Lyra, a new, high-quality and very low-bitrate speech codec from Google

Connecting to others online via voice and video calls is something that is increasingly a part of everyday life.

The real-time communication frameworks, like WebRTC, that make this possible depend on efficient compression techniques, codecs, to encode (or decode) signals for transmission or storage.

A vital part of media applications for decades, codecs allow bandwidth-hungry applications to efficiently transmit data, and have led to an expectation of high-quality communication anywhere at any time.

As such, a continuing challenge in developing codecs, both for video and audio, is to provide increasing quality, using less data, and to minimize latency for real-time communication.

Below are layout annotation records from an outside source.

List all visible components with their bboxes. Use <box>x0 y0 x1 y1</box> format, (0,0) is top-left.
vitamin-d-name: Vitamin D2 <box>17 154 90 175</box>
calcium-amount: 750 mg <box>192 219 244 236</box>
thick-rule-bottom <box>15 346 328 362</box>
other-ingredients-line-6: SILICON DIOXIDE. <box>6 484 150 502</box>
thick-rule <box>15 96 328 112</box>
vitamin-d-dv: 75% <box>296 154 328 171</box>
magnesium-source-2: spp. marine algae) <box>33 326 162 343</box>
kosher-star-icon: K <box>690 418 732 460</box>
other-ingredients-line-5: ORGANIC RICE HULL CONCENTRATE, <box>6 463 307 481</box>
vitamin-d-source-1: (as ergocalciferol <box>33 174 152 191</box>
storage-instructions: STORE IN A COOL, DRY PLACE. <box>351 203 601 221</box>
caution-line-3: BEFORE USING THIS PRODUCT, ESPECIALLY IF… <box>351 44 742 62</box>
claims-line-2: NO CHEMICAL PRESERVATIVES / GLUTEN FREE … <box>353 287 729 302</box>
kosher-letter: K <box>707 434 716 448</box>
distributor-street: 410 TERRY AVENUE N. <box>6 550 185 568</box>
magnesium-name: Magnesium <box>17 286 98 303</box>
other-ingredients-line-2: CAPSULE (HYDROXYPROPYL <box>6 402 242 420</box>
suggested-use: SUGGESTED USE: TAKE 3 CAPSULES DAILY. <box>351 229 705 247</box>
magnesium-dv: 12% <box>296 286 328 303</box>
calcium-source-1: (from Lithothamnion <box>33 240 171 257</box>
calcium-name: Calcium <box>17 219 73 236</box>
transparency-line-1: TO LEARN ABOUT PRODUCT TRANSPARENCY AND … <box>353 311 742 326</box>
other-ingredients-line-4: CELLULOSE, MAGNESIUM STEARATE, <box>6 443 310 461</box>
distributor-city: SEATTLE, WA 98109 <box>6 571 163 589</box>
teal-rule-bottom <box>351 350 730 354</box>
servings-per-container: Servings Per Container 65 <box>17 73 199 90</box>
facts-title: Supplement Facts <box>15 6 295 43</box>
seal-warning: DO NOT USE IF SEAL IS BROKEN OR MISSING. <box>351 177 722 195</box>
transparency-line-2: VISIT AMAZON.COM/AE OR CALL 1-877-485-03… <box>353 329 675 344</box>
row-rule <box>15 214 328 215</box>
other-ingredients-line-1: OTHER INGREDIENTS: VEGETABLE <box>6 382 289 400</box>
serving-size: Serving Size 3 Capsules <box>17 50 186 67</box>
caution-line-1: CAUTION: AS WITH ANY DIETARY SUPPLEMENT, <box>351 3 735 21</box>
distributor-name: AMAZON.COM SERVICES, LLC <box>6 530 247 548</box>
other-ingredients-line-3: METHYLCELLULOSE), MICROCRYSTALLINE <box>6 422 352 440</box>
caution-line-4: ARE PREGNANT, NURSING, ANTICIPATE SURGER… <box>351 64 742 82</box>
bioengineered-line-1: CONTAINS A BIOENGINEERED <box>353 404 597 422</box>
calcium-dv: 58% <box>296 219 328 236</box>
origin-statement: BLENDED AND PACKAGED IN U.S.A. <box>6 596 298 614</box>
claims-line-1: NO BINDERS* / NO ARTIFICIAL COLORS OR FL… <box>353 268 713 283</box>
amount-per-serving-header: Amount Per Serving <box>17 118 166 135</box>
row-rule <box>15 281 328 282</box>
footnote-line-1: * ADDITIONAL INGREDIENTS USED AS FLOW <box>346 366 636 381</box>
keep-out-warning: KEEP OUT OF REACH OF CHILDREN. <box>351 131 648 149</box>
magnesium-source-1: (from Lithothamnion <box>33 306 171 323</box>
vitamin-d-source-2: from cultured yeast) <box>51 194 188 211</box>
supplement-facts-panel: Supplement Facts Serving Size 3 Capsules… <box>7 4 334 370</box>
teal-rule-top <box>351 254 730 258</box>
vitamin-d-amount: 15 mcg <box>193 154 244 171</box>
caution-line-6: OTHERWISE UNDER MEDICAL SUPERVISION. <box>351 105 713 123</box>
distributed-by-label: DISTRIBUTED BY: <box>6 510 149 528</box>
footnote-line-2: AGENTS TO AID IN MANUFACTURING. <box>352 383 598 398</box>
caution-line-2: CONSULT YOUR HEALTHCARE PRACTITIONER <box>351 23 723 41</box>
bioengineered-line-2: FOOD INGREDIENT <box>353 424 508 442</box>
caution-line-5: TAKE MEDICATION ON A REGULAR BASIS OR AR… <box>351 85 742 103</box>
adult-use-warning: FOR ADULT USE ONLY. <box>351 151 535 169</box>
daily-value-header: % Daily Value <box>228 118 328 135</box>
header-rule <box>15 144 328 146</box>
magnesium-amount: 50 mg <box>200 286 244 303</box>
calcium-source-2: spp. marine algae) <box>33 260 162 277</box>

Even though video might seem much more bandwidth hungry than audio, modern video codecs can reach lower bitrates than some high-quality speech codecs used today.

Combining low-bitrate video and speech codecs can deliver a high-quality video call experience even in low-bandwidth networks. Yet historically, the lower the bitrate for an audio codec, the less intelligible and more robotic the voice signal becomes.

Furthermore, while some people have access to a consistent high-quality, high-speed network, this level of connectivity isn’t universal, and even those in well connected areas at times experience poor quality, low bandwidth, and congested network connections.

To solve this problem, we have created Lyra, a high-quality, very low-bitrate speech codec that makes voice communication available even on the slowest networks.

To do this, we’ve applied traditional codec techniques while leveraging advances in machine learning (ML) with models trained on thousands of hours of data to create a novel method for compressing and transmitting voice signals.